After having problems following the ldap guide (and hearing 2 other people say they had problems as well) I rewrote it to make it a little easier to follow. I seperated the examples into role based sections and added a little introduction. lcars, some of the content I added may be wrong, can you review this for technical accuracy? Also, can you add a few examples to the infra section showing how to add users to groups. For instance, adding someone to the wheel group. I added a section called "LDAP administration" but I left it blank. If you want to and have the time you can add some Gentoo specific examples of administrating the LDAP server, whatever you think may be important. If you don't have time or think it's unnecessary we can just remove that section. If there is anything you want added or removed or reworded, etc.. let me know. recruiters, can you review the recruiters section and see if there is any information missing that a new recruiter may need/want to know?
Created attachment 81740 [details] New ldap.xml attached ldap.xml view online: http://dev.gentoo.org/~curtis119/ldap.html
heh, I like it
I already noticed some errors in the first section about how recruiters and infra bind. I'll fix those tomorrow after some sleep. Also, I added sparrow to the list of servers that have been migrated to LDAP since I knew about it (are the services I have listed for it correct?). If there are any other boxes that have been migrated and need to be added let me know.
I don't know about sparrow, Lance can you help us for that list? Please remove "The certificates are specified via .ldaprc file in your /home/$USER directory. Removing that file is a Bad Thing." that's no longer the case. The "Organizational Units" paragraph misleading, recruiters should *always* bind as recruiters even if they are users and so on. This was clear in the old ldap.xml in "key concepts", I really don't know why a rewrite felt necessary. "All write operations performed by one user against another user must be performed on ldap1.gentoo.org, so be logged on to roadrunner.gentoo.org via ssh." << this is hidden later in the text, it should be clearly specified in the beginning imho. To be honest I find this version too verbose with example and confusing, I'd rather have people learning by understanding the concepts rather than having tons of examples. The current guide requires careful reading but once you do that you are fine. I know that people had some problems with it but only because they didn't read it carefully...not beacuse it was wrong and/or incomplete. Needless to say I still appreciate the effort. Infra, recruiters please comment. Btw, the new layout inherited by website redesign is quite poor compared to the old one, but I guess there's nothing we/you can do about it.

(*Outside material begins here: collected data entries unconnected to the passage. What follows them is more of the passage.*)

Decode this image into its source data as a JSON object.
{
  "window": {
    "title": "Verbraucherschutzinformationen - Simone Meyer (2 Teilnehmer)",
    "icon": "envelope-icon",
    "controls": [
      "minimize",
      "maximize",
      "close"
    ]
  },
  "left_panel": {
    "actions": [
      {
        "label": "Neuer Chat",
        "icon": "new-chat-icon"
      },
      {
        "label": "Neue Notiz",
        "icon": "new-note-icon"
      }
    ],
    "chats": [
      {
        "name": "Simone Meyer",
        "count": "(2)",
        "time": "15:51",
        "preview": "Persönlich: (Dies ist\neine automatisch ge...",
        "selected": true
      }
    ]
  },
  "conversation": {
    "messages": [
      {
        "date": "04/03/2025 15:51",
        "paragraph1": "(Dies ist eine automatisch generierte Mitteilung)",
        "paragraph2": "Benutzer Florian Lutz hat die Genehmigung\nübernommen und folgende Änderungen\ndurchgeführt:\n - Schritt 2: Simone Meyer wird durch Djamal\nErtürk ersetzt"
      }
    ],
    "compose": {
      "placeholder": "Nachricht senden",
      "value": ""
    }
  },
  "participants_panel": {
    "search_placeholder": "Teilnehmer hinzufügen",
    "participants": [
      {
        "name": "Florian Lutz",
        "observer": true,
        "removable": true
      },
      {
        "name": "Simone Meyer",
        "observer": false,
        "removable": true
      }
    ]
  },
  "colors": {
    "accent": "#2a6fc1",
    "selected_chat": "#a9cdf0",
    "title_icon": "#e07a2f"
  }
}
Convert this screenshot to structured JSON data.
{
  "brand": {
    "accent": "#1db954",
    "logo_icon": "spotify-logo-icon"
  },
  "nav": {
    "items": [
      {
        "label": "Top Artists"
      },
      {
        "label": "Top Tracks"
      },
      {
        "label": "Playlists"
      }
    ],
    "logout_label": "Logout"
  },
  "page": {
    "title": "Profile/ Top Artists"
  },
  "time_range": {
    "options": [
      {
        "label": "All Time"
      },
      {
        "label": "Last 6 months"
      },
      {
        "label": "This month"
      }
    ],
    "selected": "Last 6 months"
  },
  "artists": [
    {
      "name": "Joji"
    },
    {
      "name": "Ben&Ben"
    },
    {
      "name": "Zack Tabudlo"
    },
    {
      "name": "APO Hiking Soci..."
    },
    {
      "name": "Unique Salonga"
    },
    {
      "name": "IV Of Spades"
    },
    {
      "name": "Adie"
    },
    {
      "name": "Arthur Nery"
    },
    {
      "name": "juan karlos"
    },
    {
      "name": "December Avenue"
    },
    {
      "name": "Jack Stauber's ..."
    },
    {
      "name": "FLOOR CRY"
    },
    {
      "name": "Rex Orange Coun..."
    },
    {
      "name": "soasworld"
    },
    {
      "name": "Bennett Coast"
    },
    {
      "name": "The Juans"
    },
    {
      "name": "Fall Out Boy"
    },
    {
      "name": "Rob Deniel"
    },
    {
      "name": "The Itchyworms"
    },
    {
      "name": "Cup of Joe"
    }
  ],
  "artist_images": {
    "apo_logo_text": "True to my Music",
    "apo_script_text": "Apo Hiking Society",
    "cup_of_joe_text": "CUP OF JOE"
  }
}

We don't manage groups yet. So I don't have examples for it yet.
Created attachment 82440 [details] ldap.xml I had a chat with lcars and have made the changes he requested here in the bug and a few other things. lcars, please review this and make sure I haven't left anything out and that everything is technically correct. I also rearranged a few sections, let me know if it is OK. Recruiters, I made some changes to your section. Please review it and give feedback. ldap.xml is attached. Viewable online at http://dev.gentoo.org/~curtis119/ldap.html
lcars, can I commit this?
commit away
I officially resign my role in maintaining that doc. Please feel free to do whatever you want with it and close this bug. My interpretation of it and expectations about our devs' reading abilities are obviously misplaced.
New version is being discarded in favor of the original. Closed as fixed.
Per an email conversation with lcars the draft attached here (ldap.xml 2006-03-17) has been commited to CVS.